BORNEONEWS,  Pulang Pisau- Hari Buruh Internasional (May Day) harus menjadi momentum untuk mengurai permasalahan ketenagakerjaan. Sehingga tercapai win win solution dan keharmonisan antara dunia usaha dan pekerja. 

Demikian dikatakan Kepala Dinas Tenaga Kerja dan Transmigrasi Kabupaten Pulang Pisau, Farisco JS Ibat, saat membacakan sambutan Bupati Edy Pratowo pada pembukaan Sosialisasi Peraturan Ketenagakerjaan Dalam Rangka Hari Buruh Sedunia, Rabu, 1 Mei 2019.

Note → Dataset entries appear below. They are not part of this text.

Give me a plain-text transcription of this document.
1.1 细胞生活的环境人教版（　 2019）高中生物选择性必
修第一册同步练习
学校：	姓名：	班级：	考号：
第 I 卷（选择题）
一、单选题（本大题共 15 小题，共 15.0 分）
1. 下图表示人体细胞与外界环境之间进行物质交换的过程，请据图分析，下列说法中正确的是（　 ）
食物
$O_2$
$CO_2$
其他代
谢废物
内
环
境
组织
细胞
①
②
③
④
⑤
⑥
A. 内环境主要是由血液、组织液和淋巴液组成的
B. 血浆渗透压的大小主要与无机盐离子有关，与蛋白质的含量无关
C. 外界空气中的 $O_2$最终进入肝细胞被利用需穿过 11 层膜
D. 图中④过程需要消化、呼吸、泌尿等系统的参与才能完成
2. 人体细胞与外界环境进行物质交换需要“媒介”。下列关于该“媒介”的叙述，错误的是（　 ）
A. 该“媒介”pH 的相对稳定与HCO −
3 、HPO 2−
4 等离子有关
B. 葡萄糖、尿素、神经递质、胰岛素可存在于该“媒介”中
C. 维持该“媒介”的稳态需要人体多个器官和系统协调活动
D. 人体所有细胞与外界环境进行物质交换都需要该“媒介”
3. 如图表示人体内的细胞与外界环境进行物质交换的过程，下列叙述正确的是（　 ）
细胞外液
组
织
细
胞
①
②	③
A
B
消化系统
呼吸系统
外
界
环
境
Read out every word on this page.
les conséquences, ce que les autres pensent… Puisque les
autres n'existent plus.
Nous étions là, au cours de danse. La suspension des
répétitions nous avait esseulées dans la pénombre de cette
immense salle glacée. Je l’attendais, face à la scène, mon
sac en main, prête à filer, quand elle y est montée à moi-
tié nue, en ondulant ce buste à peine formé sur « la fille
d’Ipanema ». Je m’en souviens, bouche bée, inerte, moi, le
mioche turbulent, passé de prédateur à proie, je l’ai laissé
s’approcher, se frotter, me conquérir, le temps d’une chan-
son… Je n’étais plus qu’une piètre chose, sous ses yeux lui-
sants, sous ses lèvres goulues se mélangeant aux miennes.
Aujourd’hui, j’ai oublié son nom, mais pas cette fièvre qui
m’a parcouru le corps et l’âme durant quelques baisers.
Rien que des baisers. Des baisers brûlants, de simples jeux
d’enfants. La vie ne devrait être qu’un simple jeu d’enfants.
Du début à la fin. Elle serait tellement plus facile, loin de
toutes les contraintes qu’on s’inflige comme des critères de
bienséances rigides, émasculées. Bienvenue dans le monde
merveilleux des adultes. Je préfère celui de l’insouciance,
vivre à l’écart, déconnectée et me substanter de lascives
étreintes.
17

Menurutnya, dunia usaha dan pekerja adalah mitra yang harus berjalan seiring, dan harus terjadi simbiosis mutualisme. 

"Pada May Day ini dapat dijadikan juga sebagai momentum untuk mengingatkan kita akan pentingnya membangun kembali hubungan industrial yang bermartabat," kata Farisco. 

Demikian juga hari buruh ini menjadi sarana dalam memupuk hubungan dunia ketenagakerjaan yang harmonis antara pekerja, pengusaha, serta pemerintah.

"Dengan adanya kemitraan antara dunia usaha dan pekerja yang berjalan baik, sehat dan dinamis, akan mendorong pada peningkatan kesejahteraaan pekerja," katanya.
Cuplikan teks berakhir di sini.